Phase three is testing. I worked with the implementation team to create a modified configuration for 1 shop floor (22 people) that addressed all 3 hypotheses. I reduced the material requisition to 5 clicks, added a real-time inventory widget to the main screen, and reverted the approval workflow to match the existing structure while preserving the audit trail the finance team required. The modification took 4 days of configuration work.
Phase four is verification. Within 2 weeks, adoption on the test floor rose from 12% to 84%. The managers did not need training sessions, motivational speeches, or executive mandates. They needed a system that worked. I rolled the modified configuration to the remaining 4 shop floors over the next 9 weeks. Organization-wide adoption reached 78% within 11 weeks of the intervention.
What does this reveal about conventional change management?
Conventional change management frameworks assume resistance is an emotional response to disruption, but in most cases, it is a rational response to poorly designed systems.
The change management industry is built on a model of human resistance that treats organizations like patients who need to be guided through stages of grief. Kubler-Ross was never meant to describe organizational dynamics, yet her framework has been adapted into dozens of change management models that assume denial, anger, bargaining, depression, and acceptance are the natural arc of any transformation.
This framing has a convenient property for consultants and project sponsors: it locates the problem in the people rather than in the change. If people resist, they are in the “denial” stage. If they complain, they are in the “anger” stage. The framework provides language that makes any feedback interpretable as a phase to be managed through, rather than a signal to be listened to.

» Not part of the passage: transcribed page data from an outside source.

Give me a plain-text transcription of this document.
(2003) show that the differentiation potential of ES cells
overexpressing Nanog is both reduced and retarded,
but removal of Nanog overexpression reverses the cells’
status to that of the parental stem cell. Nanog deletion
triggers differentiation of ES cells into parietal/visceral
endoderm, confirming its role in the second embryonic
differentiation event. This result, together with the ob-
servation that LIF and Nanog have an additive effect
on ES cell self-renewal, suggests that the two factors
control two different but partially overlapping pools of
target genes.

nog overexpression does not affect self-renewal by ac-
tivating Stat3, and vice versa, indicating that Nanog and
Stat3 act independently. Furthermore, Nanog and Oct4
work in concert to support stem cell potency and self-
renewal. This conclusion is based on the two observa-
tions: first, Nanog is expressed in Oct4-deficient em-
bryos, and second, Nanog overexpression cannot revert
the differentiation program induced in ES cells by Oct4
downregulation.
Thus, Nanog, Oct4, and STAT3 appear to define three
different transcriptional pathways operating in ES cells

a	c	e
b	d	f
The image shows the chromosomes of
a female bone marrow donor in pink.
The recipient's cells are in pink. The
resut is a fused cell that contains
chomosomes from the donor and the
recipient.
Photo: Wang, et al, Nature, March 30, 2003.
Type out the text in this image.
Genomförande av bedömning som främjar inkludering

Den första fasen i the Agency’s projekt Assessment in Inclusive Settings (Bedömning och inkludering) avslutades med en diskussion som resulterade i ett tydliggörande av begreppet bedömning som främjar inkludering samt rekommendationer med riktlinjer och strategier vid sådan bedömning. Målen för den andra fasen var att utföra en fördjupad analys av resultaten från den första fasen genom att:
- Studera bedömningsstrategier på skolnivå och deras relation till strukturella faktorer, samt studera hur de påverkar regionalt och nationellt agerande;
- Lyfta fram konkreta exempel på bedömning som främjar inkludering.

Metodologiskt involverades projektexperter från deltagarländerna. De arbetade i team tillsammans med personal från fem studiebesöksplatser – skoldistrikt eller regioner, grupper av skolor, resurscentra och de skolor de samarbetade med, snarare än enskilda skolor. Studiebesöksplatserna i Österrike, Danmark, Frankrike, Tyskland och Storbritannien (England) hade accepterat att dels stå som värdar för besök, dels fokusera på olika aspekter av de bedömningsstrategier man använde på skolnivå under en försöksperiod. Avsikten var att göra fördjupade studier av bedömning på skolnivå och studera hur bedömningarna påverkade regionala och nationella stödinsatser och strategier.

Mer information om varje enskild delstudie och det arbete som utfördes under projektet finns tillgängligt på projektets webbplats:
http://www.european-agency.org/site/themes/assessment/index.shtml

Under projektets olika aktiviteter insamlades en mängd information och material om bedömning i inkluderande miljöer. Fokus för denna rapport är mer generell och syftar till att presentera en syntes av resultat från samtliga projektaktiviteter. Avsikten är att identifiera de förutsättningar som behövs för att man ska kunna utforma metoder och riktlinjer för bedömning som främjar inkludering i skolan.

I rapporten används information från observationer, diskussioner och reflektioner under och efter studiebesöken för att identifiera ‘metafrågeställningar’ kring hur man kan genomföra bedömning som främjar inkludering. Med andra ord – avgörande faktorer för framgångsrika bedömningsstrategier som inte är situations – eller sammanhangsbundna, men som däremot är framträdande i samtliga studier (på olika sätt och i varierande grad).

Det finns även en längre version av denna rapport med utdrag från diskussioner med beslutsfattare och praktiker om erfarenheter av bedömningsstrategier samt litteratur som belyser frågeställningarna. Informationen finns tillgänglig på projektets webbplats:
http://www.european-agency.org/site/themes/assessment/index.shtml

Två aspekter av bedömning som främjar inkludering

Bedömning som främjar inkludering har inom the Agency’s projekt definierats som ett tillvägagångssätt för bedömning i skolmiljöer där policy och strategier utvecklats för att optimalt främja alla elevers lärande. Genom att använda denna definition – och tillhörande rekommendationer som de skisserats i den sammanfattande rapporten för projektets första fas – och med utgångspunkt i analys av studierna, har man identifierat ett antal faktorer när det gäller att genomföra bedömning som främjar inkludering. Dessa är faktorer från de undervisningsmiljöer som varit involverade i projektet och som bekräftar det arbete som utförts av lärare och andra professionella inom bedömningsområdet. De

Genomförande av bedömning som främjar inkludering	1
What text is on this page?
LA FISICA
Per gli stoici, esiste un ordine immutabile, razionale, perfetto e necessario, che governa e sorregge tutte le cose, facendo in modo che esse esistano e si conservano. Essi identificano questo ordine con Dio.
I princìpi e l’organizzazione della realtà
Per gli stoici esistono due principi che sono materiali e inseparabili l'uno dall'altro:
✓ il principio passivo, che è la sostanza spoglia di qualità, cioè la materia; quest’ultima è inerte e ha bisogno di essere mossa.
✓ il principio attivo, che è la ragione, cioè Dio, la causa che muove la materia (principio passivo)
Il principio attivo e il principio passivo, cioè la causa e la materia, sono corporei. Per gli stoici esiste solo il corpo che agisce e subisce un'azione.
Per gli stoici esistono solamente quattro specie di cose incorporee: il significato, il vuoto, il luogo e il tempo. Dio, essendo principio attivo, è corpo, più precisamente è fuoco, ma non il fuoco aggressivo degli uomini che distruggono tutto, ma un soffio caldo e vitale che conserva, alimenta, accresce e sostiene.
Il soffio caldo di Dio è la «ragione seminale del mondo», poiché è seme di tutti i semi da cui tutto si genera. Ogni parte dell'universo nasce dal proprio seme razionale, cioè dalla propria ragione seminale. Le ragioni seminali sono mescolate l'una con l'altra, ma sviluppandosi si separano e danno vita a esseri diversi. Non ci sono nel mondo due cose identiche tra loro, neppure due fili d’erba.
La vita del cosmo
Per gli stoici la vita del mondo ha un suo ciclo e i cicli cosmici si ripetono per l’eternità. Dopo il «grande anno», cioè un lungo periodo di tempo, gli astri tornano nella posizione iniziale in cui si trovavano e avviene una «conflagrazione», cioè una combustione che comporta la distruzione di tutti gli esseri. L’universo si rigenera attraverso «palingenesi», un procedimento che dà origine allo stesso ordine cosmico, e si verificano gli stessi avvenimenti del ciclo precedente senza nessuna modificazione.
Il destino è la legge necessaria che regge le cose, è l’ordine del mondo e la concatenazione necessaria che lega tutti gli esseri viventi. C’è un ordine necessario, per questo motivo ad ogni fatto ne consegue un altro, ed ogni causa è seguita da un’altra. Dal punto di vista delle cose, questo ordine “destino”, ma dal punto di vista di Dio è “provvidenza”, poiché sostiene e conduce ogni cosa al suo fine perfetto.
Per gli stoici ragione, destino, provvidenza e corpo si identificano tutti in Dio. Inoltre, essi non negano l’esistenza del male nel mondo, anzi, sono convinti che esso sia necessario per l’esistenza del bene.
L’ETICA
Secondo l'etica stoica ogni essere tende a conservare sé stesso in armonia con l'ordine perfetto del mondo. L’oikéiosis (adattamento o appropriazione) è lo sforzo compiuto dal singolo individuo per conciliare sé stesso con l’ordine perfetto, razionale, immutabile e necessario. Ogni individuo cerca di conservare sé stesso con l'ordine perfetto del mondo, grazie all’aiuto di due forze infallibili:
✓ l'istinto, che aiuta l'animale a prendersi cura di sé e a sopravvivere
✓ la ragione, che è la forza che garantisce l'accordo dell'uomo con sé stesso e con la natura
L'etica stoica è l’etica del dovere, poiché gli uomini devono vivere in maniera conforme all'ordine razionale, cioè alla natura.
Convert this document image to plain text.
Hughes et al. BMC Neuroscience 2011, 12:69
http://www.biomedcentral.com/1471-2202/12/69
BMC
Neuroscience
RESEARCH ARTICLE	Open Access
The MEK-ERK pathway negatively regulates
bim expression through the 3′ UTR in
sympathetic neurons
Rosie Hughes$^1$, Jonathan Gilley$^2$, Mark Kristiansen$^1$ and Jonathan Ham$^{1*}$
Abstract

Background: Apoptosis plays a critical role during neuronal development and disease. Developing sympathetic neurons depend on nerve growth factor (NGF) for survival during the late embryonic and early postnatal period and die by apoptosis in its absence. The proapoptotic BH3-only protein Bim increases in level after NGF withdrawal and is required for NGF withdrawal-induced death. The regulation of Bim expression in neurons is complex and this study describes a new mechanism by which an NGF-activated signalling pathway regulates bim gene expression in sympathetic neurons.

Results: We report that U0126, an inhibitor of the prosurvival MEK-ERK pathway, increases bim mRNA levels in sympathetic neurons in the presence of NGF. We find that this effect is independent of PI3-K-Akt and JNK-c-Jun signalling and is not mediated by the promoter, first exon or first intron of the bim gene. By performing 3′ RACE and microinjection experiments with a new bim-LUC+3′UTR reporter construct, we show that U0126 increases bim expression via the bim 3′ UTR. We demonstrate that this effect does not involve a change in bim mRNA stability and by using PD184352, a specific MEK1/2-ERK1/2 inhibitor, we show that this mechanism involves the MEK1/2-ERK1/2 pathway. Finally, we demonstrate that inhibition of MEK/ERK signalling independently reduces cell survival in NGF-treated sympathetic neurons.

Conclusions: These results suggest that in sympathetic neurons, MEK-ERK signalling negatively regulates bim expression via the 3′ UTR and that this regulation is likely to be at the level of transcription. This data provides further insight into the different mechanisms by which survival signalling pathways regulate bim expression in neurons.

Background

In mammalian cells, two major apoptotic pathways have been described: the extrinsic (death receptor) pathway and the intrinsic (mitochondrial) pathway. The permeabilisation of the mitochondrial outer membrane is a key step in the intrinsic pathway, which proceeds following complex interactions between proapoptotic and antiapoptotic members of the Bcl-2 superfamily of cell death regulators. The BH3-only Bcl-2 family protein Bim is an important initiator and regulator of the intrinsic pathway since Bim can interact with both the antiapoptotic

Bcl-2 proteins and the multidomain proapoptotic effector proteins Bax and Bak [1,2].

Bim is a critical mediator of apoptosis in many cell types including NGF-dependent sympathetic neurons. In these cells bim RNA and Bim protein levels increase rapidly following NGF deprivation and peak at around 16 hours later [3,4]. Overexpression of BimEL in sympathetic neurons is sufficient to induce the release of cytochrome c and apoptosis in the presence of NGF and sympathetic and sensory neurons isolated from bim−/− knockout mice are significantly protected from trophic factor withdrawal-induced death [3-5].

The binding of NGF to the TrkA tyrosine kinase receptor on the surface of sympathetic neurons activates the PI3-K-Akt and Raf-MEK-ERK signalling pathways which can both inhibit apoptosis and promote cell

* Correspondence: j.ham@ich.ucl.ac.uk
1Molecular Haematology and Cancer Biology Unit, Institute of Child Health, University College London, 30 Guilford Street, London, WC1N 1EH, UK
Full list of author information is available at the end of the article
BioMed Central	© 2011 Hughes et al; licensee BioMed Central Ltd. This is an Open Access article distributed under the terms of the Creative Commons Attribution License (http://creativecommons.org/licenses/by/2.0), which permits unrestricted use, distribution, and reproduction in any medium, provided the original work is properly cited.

Marcus Aurelius wrote that the obstacle is the way. In organizational change, the obstacle (resistance) is literally the way. It is the system telling you where your design is flawed. Every complaint is a log entry. Every workaround is a stack trace. Every refusal to adopt is a failed assertion that your change was compatible with the operational reality.
When is resistance actually a culture problem?
Resistance is a culture problem only after you have eliminated every design, workflow, and incentive explanation, which in my experience accounts for fewer than 15% of cases.
I do not deny that genuine cultural resistance exists. In roughly 15% of the change initiatives I have evaluated, resistance persisted after all design issues were resolved. These cases shared common characteristics: the change eliminated a role, reduced someone’s authority, or required skills that individuals were unwilling to develop. These are genuine people problems that require genuine people solutions.
But 85% of the resistance I have encountered was the system working correctly. People were producing accurate feedback about flawed designs. The tragedy is that this feedback was systematically ignored, reinterpreted as emotional resistance, and managed through communication campaigns rather than design iterations.
The Stoic discipline of distinguishing between what is in our control and what is not applies directly. You cannot control whether people feel uncomfortable with change. You can control whether the change you designed actually works for the people who must use it. Start with what you can control. In most cases, that is all you need.